In words, the data consists of repeated measurements of $y(x,t)$ at various values of $x$ and $t$. I assume these measurements consist of a “true” mean value $\bar{y}(x,t)$ which is a linear function of $x$ and $t$, with additive Gaussian noise $\xi(x,t)$ whose standard deviation (or variance, I haven’t decided) also depends linearly on $x,t$. (I could allow more complicated dependencies on $x$ and $t$ – there isn’t a strong theoretical motivation for a linear form – but I’d rather not overcomplicate things at this stage.)

I know the search term here is “heteroscedasticity,” but all I’ve been able to find so far are discussions of how to reduce/remove it to better predict $\bar{y}$, but nothing in terms of trying to predict $\sigma$ in terms of the independent variables. I would like to estimate $y_0, a, b, \sigma_0, c$ and $d$ with confidence intervals (or Bayesian equivalents), and if there is an easy way to do it in SPSS so much the better! What should I do?
Thanks.

I think your first problem is that $N\left(0,\sigma\left(x,t\right)\right)$ is not longer a normal distribution, and how the data needs to be transformed to be homoscedastic depends on exactly what $\sigma\left(x,t\right)$ is. For example, if $\sigma\left(x,t\right)= ax+bt$, then the error is proportional type and the logarithm of the y data should be taken before regression, or, the regression adjusted from ordinary least squares (OLS) to weighted least squares with a $1/y^2$ weight (that changes the regression to minimized proportional type error). Similarly, if $\sigma\left(x,t\right)= e^{a x+b t}$, one would have to take the logarithm of the logarithm and regress that.

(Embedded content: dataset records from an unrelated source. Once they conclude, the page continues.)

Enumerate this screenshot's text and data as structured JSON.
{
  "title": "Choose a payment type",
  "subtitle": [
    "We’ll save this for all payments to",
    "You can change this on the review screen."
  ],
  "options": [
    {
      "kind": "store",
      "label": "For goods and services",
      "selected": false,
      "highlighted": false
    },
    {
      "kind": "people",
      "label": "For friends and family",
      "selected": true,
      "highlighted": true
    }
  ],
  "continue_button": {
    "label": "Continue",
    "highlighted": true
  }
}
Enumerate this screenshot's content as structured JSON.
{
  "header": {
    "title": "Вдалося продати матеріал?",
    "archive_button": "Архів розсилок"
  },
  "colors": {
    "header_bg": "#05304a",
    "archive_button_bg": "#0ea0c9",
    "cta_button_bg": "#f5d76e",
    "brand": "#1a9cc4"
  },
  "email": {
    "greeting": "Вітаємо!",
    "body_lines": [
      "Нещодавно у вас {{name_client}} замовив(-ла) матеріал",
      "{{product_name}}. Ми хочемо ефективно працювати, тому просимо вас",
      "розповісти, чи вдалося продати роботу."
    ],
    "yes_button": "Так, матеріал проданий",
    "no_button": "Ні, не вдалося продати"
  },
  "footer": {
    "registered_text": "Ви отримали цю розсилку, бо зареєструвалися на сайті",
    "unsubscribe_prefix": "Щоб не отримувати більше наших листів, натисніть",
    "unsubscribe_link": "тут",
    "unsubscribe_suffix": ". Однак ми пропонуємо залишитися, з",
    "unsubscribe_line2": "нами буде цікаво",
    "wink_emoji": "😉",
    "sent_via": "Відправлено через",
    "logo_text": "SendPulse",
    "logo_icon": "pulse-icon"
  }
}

I think the reason why prediction of error types is poorly covered is that one first does any old regression (groan, typically ordinary least squares, OLS). And from the residual plot, i.e., $model-y$, one observes the residual shape, and one plots the frequency histogram of the data, and looks at that. Then, if the residuals are a fan beam opening to the right, one tries proportional data modeling, if the histogram looks like an exponential decay one might try reciprocation, $1/y$, and so on and so forth for square roots, squaring, exponentiation, taking exponential-y.